The transfer of a Hak Pakai over State land requires the permission of the relevant authorized officer. The transfer of a Hak Pakai over land owned by private citizens is allowed if it is so agreed in the contract granting the right.

Obtaining Land Titles by PMA Companies

For a new prospective PMA company, which requires land or real estate to conduct its business, one crucial procedure must be followed in respect of land. This regards the processing of the Location Permit.

The Location Permit allows a PMA company to acquire the land needed for its operation, and also serves as license for the transfer of rights and for utilizing the land for its investment. The Location Permit must be obtained from the Regent (Camat) with jurisdiction where such land is located. Within 12 -36 months (depending the acreage of land) after the issuance of this Location Permit, the PMA company must proceed to relinquish the land from its original land owners. If the company had previously obtained a Location Permit then it needs to cautiously observe its Permit, as the purchase of the property should be in accordance with it. The investment license issued for the company also contains provisions on the land, if any, required for the intended investment. Therefore, if the properties purchased by the company are more than the acreage stated in its investment license, this will not be allowed unless the company first files an application with BKPM for a revision of its investment license to include a larger land area. A company, having obtained a decree granting its right in the land, will be expected to utilize the land in accordance with the terms of the decree and of its investment approval.

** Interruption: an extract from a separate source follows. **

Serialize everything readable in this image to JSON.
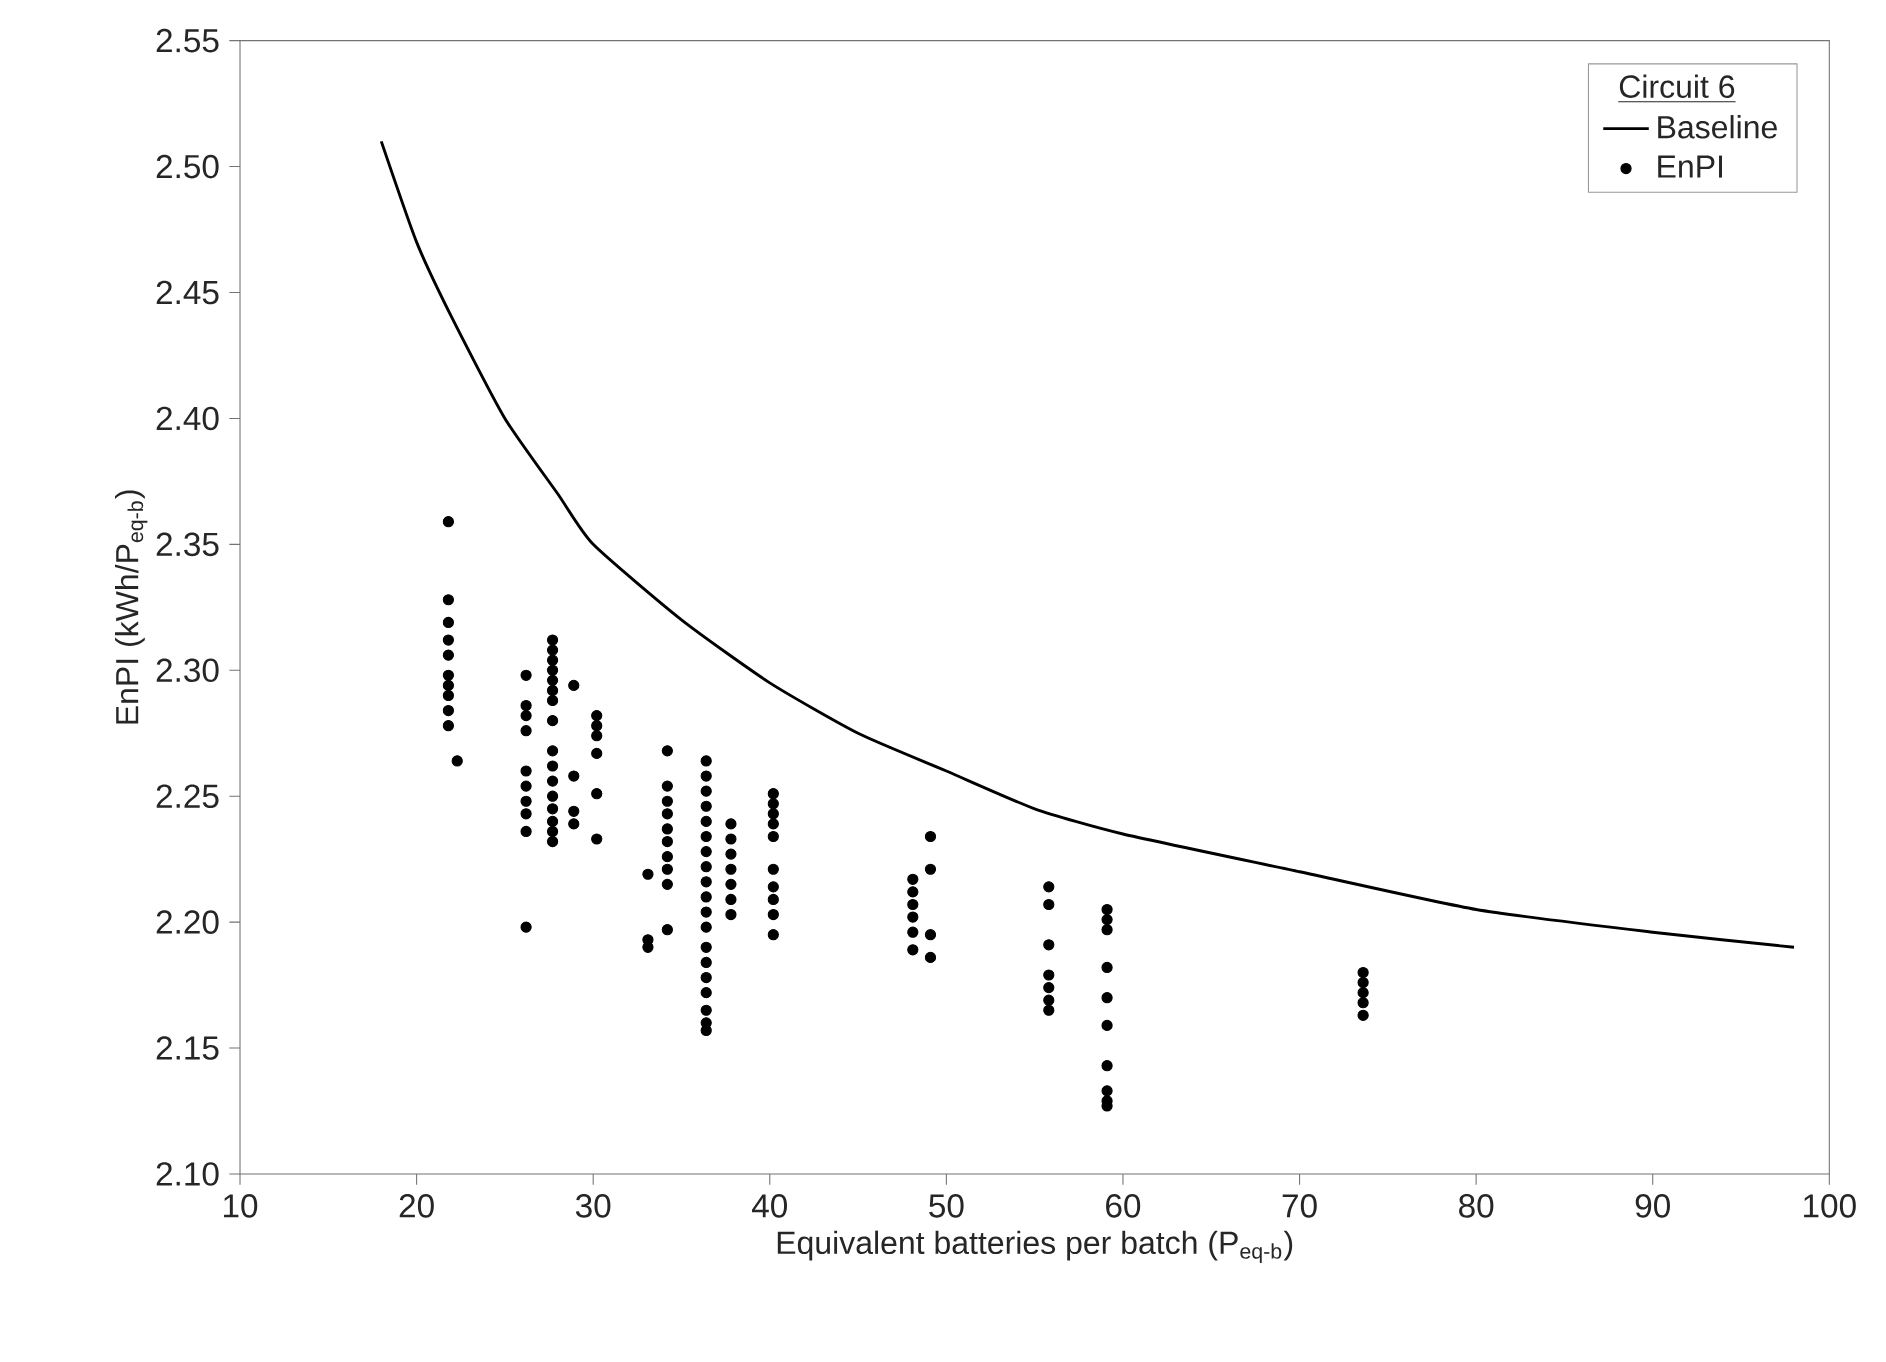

Please note also that there is a strong policy in Indonesia against foreign ownership or control of land. Hence, the PMA companies, while granted the rights in land necessary to make their projects viable, are not allowed to hold land beyond that which is actually required and specifically licensed for their projects.

Ownership of Strata Unit/Condominium by Individual Foreigners

The ownership of strata unit by individual foreigners in Indonesia is governed by a government regulation issued in 1996 (Government Regulation Number 41 of 1996) . Under this Regulation, foreigners resident in Indonesia are only allowed to buy and own residential property if it is built upon land with Hak Pakai over State owned land.

Ownership of strata unit covers:

· joint right on parts of the condominium (Bagian Bersama);
· joint right on things attached to the condominium (Benda Bersama); and
· joint right on land which the condominium is built.

All these form a unity of rights which functionally can not be separated. Ownership will be evidenced by a Land Right Certificate (Sertifikat Hak atas Tanah) issued by the relevant land office in local regency (kecamatan). All ownership rights to a strata unit are initially issued in the name of the developer and only after the respective strata unit is bought, the transfer of right is registered through a Land Conveyancer (Pejabat Pembuat Akta Tanah or “PPAT”). The deed and the Land Certificate will be registered in the name of the buyer as the owner of the strata unit. Once it has been properly registered, the owner will be entitled to (i) use or alternatively rent such strata unit to other party (ii) secure such strata unit in the form of land mortgage (Hak Tanggungan) and (iii) transfer it to other party.

If one looks carefully, the rights of foreigners to own a residence in Indonesia are in fact quite restricted. The privilege is subject to the foreigners having Hak Pakai on State owned land (see above) title and they must sell such real estate if they cease to be residents in Indonesia. The State reserves the right to auction foreigners’ property if these conditions are breached. In addition, it is also regulated that foreigners only are allowed to possess a strata unit with the following conditions, among others:

·The foreigners must be domiciled in Indonesia which shall be evidenced by several permits to stay granted by the Government;

·They have never possessed any residence before in Indonesia, therefore, they are required to draft a statement letter in this regard.